A Comissão de Meio Ambiente e Desenvolvimento Sustentável da Câmara dos Deputados rejeitou o Projeto de Lei 1281/21, que tipifica o crime ambiental de rebaixamento de lençol freático sem outorga da autoridade competente, com pena de detenção, de um a seis meses, ou multa, ou ambas as sanções.

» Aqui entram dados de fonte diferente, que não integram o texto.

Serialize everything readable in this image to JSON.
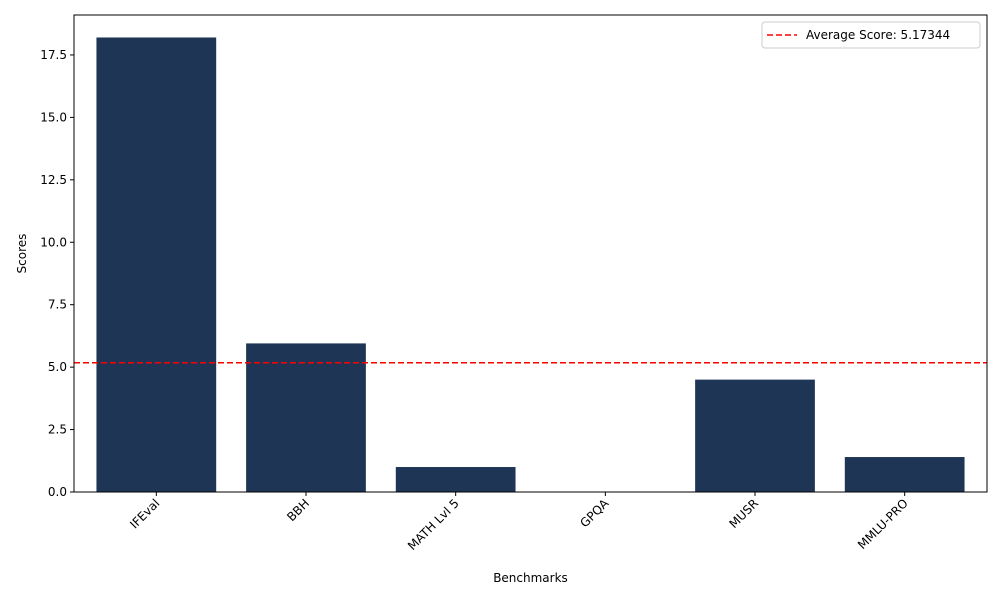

Foi acolhido o parecer do relator, deputado Paulo Bengtson (PTB-PA). Segundo ele, alteração feita em 2020 na Lei de Gestão de Recursos Hídricos definiu multa de até R$ 50 milhões para a conduta tratada no texto analisado.

“Antes, a multa era de apenas R$ 10 mil – e poderia de fato não ser suficiente para deter esse tipo de infração”, avaliou Bengtson. “Mas creio que a recente alteração seja suficiente para inibir o dano ambiental, não sendo necessária a mudança da infração da esfera administrativa para a penal”, concluiu o relator.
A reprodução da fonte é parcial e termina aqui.